Tuesday, March 17, 2009

Why The News-Press Canned "The Investigator"


I'm back home in Santa Barbara. It seems like so much went on (or went down) in town while I was gone last week, I almost don't know where to start. So maybe it's best to start where I left off.

That would be with the news that the Santa Barbara News-Press gave its Saturday columnist, Robert Eringer (aka "The Investigator) the axe. I can only conclude that someone at the paper had heard Eringer strike up the tune "Wail on the Chief" at least once too often and decided that enough is enough.

Eringer has posted the column that the News-Press wouldn't run, on his own website. (There's a link to it over at Blogabarbara.)

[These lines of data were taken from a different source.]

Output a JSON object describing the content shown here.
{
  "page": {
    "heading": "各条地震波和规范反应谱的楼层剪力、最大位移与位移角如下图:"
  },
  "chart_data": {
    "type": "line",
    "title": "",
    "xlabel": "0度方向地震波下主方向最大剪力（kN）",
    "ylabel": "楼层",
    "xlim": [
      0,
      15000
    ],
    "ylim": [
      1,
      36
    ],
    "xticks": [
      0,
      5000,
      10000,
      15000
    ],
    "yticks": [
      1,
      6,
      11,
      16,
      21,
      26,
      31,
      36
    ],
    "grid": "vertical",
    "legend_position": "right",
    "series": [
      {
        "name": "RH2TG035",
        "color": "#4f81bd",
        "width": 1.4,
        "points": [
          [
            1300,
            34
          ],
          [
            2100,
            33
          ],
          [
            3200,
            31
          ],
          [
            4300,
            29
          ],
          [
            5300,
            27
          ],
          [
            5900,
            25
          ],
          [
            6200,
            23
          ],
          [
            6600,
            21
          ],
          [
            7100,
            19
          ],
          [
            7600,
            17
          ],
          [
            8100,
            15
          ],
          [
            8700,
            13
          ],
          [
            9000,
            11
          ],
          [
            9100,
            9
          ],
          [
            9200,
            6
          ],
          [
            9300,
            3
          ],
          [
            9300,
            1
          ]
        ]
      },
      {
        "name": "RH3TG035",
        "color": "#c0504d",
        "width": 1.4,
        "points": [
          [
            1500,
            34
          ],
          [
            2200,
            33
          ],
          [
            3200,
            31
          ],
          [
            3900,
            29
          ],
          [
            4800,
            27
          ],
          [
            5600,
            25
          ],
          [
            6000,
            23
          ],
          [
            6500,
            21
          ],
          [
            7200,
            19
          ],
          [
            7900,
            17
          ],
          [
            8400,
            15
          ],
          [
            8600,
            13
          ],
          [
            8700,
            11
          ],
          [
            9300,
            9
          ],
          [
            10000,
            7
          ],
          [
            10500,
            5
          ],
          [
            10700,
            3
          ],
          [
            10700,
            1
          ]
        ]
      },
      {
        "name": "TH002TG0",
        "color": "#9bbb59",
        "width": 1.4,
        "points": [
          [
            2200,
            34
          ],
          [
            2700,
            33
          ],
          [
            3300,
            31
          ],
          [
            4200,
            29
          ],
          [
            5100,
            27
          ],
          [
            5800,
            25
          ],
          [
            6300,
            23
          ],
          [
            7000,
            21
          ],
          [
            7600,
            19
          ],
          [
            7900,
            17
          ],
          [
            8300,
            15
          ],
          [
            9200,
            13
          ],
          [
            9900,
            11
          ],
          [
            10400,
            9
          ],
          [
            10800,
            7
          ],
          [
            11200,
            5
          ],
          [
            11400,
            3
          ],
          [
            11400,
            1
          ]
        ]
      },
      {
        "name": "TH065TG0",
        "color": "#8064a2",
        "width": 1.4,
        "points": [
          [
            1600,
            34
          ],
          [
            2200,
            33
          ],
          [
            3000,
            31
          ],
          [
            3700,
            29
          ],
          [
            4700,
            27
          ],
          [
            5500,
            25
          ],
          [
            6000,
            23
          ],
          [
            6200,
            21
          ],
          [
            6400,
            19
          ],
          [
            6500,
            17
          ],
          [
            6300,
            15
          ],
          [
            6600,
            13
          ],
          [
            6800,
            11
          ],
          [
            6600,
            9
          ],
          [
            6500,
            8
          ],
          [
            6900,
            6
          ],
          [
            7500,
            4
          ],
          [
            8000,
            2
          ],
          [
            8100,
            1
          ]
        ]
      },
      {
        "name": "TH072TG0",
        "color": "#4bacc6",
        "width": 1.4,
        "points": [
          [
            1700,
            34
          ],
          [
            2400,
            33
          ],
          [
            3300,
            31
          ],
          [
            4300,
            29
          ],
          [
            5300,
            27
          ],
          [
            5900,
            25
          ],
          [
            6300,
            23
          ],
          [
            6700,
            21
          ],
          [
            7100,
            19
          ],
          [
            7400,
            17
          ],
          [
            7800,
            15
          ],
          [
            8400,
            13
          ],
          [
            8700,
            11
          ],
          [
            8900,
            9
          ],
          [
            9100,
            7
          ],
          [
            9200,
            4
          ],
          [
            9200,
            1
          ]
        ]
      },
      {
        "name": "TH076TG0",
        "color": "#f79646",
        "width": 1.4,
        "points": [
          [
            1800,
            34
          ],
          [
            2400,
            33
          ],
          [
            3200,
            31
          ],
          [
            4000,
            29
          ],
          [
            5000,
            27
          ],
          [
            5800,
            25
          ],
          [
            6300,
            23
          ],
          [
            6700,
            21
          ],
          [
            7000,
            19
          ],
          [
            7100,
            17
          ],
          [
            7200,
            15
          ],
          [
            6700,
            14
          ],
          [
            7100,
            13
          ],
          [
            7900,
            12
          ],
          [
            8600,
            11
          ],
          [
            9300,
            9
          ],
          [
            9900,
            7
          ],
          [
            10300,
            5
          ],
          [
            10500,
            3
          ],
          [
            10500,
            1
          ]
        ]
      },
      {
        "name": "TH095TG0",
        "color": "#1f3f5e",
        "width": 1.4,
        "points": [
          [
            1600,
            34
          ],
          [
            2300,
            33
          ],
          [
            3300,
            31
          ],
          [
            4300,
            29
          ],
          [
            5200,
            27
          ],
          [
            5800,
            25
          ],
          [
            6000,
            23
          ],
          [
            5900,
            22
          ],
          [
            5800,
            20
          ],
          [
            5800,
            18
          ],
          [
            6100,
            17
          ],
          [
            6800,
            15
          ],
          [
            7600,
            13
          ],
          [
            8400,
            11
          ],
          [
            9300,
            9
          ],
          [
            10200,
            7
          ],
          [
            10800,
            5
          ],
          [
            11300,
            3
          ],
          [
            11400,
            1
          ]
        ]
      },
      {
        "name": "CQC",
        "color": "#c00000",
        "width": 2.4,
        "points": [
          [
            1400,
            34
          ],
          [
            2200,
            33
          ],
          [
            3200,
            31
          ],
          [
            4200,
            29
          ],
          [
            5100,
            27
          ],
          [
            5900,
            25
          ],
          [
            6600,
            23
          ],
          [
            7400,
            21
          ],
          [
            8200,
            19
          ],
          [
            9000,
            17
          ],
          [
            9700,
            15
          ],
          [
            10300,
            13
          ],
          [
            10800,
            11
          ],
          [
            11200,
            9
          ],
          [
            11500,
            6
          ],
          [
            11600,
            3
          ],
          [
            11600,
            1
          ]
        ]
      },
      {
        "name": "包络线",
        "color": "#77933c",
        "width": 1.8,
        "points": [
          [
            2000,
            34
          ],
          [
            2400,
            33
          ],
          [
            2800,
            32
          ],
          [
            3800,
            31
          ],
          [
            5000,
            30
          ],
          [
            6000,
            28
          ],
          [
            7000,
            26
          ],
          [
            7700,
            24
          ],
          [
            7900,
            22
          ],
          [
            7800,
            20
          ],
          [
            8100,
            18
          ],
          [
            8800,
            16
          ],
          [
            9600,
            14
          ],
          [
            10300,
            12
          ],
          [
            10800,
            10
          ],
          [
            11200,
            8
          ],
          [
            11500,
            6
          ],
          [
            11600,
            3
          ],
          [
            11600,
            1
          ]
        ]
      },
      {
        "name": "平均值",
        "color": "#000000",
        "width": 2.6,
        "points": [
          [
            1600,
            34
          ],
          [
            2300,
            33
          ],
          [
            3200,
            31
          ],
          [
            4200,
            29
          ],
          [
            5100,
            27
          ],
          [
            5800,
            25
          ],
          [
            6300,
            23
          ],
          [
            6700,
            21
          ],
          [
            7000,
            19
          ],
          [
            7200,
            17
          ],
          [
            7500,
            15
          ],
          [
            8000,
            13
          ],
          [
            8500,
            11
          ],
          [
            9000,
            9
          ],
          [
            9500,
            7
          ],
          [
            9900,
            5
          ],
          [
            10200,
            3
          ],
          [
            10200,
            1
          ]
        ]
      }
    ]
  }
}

Once you read the column it becomes pretty obvious what was wrong with it; taking letters or e-mails (some of them apparently anonymous) that you receive and publishing the allegations made therein, evidently without contacting the Chief to give him an opportunity to respond, is not exactly what ought to be passed off as "investigative reporting." If nothing else, perhaps someone was concerned that a column such as this running under the moniker "The Investigator" might be opening up the paper to claims of false advertising, or worse.

Experts tell us that a single event seldom causes an airplane to go down but rather, more often than not, it's a series of events (something I repeated to myself on more than one occasion during the 28 hours I spent in the air traveling to and from Argentina). My guess is the same is the case with the firing of Eringer and his attempt to double-down on Sanchez wasn't the only reason he was let go.

Not lost on me, nor should it be on you, is that if what was contained in Eringer's unpublished column had appeared in an op-ed page column in the opinion section, it might have passed muster at the News-Press. Repeating what shows up in an e-mail without divulging the sender's name and slapping the qualifier "allegedly" on it has, for a long time, been Travis Armstrong's standard operating procedure.

But Eringer's column ran on the news pages and if Eringer truly thought he had some dirt on the chief, then he should have taken the time to do a real investigative report which would, at a minimum, require getting people to speak on the record for attribution and, of course, give the chief an opportunity to respond. Anything less than that is the journalistic equivalent of a drive-by-shooting. Evidently, Eringer wasn't willing to move beyond being a drive-by-investigator.

* * *

Another hearse has pulled into the newspaper graveyard. The Seattle Post-Intelligencer will publish its final print edition today.



There's a definite Santa Barbara connection to this latest shuttering. About 10 percent of the staff have been offered positions at the online only version of the paper which will survive the demise of the print product.

Among those making the cut are Gerry Spratt, the former News-Press sports editor who was the first journalist to resign from the paper in July of 2006 after the initial five editors walked out. Colin Powers, who had been the presentation editor at the News-Press at the time, also quit shortly thereafter and took a job as the Page One designer for the PI. No word yet on whether he has been offered a position at the online operation.

And although he was long gone before the Wendy McCaw era, former News-Press editor David McCumber, the managing editor of the PI, will stay on at the online incarnation and keep his title.

* * *

Former News-Press editor Jerry Roberts, who has been writing a column that covers California Politics for the Independent has started his own blog, calbuzz, in partnership with Phil Trounstine.

Their debut post on why Dianne Feinstein won't run for governor, was also the op-ed column in Monday's LA Times print edition.

Welcome to the blogosphere Jerry and Phil. My only question is, what took you so long?